ブラーチに背を向けてフランとリュクレーヌはひそひそ話をした。
「おい、何か問題あるのか?」
「いや、ココだけの話、クレアは料理が壊滅的に苦手なんだよ……」
「俺より?」
「うん。でも本人は自信満々だから……」
そーっと、振り返って二人はブラーチの方を見る。
ところが、ブラーチは口角を上げている。
「美味い。店に売ってそうな味だ」
「よかった!今日の時間を使った甲斐があった!……あ!私、用があるから行くね」
クレアは事務所から立ち去る。
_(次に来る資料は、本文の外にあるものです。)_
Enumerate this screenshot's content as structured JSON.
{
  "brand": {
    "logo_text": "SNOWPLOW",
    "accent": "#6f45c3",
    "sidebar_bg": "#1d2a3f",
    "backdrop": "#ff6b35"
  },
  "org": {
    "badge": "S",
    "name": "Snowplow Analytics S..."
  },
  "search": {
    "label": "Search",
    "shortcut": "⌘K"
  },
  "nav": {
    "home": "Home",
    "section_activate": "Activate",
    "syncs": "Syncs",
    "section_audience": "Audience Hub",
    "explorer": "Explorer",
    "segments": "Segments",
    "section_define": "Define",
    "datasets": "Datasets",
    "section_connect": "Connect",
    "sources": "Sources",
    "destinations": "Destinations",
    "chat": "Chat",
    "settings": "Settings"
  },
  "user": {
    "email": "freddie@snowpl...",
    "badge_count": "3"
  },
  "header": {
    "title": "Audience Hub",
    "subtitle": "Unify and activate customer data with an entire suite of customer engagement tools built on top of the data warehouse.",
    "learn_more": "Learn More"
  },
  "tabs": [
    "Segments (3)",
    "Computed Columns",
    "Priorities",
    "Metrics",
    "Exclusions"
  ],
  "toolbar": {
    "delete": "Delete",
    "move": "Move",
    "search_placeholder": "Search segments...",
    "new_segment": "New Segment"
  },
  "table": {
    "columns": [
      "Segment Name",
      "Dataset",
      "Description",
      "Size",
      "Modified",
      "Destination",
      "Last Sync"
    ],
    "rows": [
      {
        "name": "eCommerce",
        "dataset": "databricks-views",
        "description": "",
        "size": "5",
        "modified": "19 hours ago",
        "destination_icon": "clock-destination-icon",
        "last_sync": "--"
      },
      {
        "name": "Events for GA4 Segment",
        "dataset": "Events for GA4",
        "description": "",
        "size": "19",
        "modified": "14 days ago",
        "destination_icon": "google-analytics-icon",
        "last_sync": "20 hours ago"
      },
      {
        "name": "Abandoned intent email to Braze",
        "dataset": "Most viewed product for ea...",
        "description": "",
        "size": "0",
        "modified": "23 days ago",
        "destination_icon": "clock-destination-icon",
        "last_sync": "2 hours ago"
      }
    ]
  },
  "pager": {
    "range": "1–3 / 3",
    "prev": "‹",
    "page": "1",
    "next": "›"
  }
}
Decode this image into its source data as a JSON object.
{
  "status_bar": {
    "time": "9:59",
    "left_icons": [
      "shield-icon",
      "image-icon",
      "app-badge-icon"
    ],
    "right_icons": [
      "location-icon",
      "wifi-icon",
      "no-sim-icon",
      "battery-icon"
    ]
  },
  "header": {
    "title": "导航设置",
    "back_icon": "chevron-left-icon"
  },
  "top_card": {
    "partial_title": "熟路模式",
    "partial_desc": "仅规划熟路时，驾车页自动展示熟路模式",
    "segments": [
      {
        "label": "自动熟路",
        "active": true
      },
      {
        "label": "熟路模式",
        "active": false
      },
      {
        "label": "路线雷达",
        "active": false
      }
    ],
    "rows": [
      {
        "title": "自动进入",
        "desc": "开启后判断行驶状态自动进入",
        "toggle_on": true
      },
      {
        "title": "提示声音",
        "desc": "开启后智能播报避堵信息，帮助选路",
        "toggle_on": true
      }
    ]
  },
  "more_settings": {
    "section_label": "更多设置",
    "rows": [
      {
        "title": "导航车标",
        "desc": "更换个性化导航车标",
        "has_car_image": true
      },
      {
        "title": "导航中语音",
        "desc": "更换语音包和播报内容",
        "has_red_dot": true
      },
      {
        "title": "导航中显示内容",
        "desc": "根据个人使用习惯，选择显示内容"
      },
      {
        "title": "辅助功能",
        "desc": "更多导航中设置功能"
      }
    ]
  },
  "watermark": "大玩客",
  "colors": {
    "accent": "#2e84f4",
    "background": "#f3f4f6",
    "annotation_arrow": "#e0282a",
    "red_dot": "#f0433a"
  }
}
本当にチョコを渡しに来ただけだった。
「……え?ブラーチさんってバカ舌?」
「そんな事は無いはず……」
ブラーチとの付き合いはそれなりに長いリュクレーヌでも彼が味覚音痴だとかいう事はなかったという。
ところが
「うっ!?」
ブラーチが突然口を塞いで蹲る。
「あ……後味が……なんだこれ!?うぷ……」
「ブラーチさん!?しっかり!!」
フランがブラーチを抱えて叫ぶ。
「遅効性の……うぐっ」
「ブラーチさぁぁぁぁんっ!!!」
ブラーチは、倒れた。
ただ、息はしている。命はある。
あまりの不味さにショックを受けた。それだけだ。
倒れたブラーチを眺めながらリュクレーヌはぶつぶつと独り言を言っていた。
「遅効性……あっ!」
「リュクレーヌ!こんな時に何独り言いってるの!」
「全部……分かった!」
「え!?」
分かった?何が?フランには分からなかった。
リュクレーヌはブラーチに近づき、背中を思い切り叩いた。
「おい!ブラーチ起きろ!」
「はっ……私は何を」
半強制的に力技で起こされたブラーチを見て、「ひ、ひどい……」とフランは呟いた。
リュクレーヌはコートを羽織る。
「二人とも行くぞ!」
「どこに!?」
「フェステリアの家だ!きっとそこに全ての答えがあるはずなんだよ!」
この事件の全ての答え。
その在処であるはずの、フェステリアの家に向かった。